Au milieu des années 1950 le RPF quitte la scène politique et disparaît des documents des comités centraux des deux partis communistes. Néanmoins, les appréciations de l’activité du RPF faites au cours des années 1940 et 1950 sont encore longtemps présentes dans l’historiographie soviétique. Le visa de la censure surveillant la ligne politique officielle, la méthodologie marxiste-léniniste basée sur la conception de la lutte des classes et sur l’opposition du capitalisme au socialisme, le manque d’archives sur le RPF, tels sont les facteurs influençant – des décennies après la désintégration du RPF – les idées des historiens soviétiques. Tout de même il est évident qu’une évolution certaine a eu lieu quant au jugement sur le Rassemblement, dictée, en premier lieu, par des changements dans la vie politique en URSS et sur la scène internationale.

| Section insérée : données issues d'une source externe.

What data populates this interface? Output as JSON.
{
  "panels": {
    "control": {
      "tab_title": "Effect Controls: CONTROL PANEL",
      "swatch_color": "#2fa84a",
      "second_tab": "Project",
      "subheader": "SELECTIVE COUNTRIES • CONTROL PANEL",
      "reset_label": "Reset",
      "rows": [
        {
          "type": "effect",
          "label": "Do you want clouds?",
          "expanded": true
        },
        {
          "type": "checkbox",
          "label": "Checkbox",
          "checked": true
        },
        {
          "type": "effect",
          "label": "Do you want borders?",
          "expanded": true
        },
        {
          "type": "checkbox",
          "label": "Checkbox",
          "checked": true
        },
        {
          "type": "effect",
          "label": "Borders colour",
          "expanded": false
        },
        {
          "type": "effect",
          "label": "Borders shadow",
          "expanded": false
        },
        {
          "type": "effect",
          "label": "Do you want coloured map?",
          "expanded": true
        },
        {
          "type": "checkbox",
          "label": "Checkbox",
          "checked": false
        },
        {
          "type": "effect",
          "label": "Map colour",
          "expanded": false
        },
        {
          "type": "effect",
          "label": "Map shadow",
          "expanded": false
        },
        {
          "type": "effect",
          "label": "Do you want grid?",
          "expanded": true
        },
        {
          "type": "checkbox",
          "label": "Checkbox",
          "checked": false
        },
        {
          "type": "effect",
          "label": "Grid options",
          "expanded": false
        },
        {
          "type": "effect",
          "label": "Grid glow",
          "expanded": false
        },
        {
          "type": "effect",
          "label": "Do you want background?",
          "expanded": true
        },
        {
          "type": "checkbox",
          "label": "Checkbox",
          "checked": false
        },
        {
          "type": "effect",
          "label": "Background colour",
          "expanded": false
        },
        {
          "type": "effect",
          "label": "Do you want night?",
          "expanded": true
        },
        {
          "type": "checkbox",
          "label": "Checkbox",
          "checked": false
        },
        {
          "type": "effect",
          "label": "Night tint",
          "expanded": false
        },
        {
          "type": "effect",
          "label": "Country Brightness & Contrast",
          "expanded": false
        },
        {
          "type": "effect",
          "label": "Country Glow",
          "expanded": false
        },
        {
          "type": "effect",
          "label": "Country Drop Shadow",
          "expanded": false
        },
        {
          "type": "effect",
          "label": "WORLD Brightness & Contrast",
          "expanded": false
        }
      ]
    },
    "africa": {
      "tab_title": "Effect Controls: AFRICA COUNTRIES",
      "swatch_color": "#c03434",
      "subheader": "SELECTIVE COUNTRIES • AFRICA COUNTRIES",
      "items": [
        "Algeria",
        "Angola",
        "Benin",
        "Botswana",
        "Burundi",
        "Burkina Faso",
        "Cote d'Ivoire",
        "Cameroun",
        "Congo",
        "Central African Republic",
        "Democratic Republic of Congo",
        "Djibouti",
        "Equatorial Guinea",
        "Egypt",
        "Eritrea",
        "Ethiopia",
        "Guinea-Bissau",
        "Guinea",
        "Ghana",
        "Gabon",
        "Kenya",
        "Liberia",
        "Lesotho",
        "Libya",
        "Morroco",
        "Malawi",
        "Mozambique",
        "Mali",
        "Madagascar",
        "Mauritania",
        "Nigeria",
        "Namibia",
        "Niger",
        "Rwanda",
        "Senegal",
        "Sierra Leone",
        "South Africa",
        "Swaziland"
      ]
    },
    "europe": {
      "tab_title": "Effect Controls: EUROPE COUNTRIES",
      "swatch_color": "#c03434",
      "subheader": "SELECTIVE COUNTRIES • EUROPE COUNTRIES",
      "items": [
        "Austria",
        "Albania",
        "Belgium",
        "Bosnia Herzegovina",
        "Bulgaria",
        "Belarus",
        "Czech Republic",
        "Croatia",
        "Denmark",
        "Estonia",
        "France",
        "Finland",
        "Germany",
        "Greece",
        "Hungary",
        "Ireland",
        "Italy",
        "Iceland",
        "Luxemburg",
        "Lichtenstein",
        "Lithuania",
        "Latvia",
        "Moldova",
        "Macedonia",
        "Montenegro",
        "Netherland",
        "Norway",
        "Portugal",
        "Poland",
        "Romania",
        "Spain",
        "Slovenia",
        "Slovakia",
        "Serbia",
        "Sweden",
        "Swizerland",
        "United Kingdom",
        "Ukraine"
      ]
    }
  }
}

Le RPF vu par les historiens soviétiques

Les premières appréciations, très négatives, sur le RPF et l’activité de son chef Charles de Gaulle sont apparues dans l’historiographie soviétique juste après la fondation du Rassemblement en 1947, et plus tard au tournant des années 1940–1950[620]620
  A. Manoucevitch, La lutte pour la démocratie en France. M., 1947; V. Lubimova, L’ Économie de la France et les conditions de vie des masses laborieuses après la Deuxième Guerre mondiale, M., 1952.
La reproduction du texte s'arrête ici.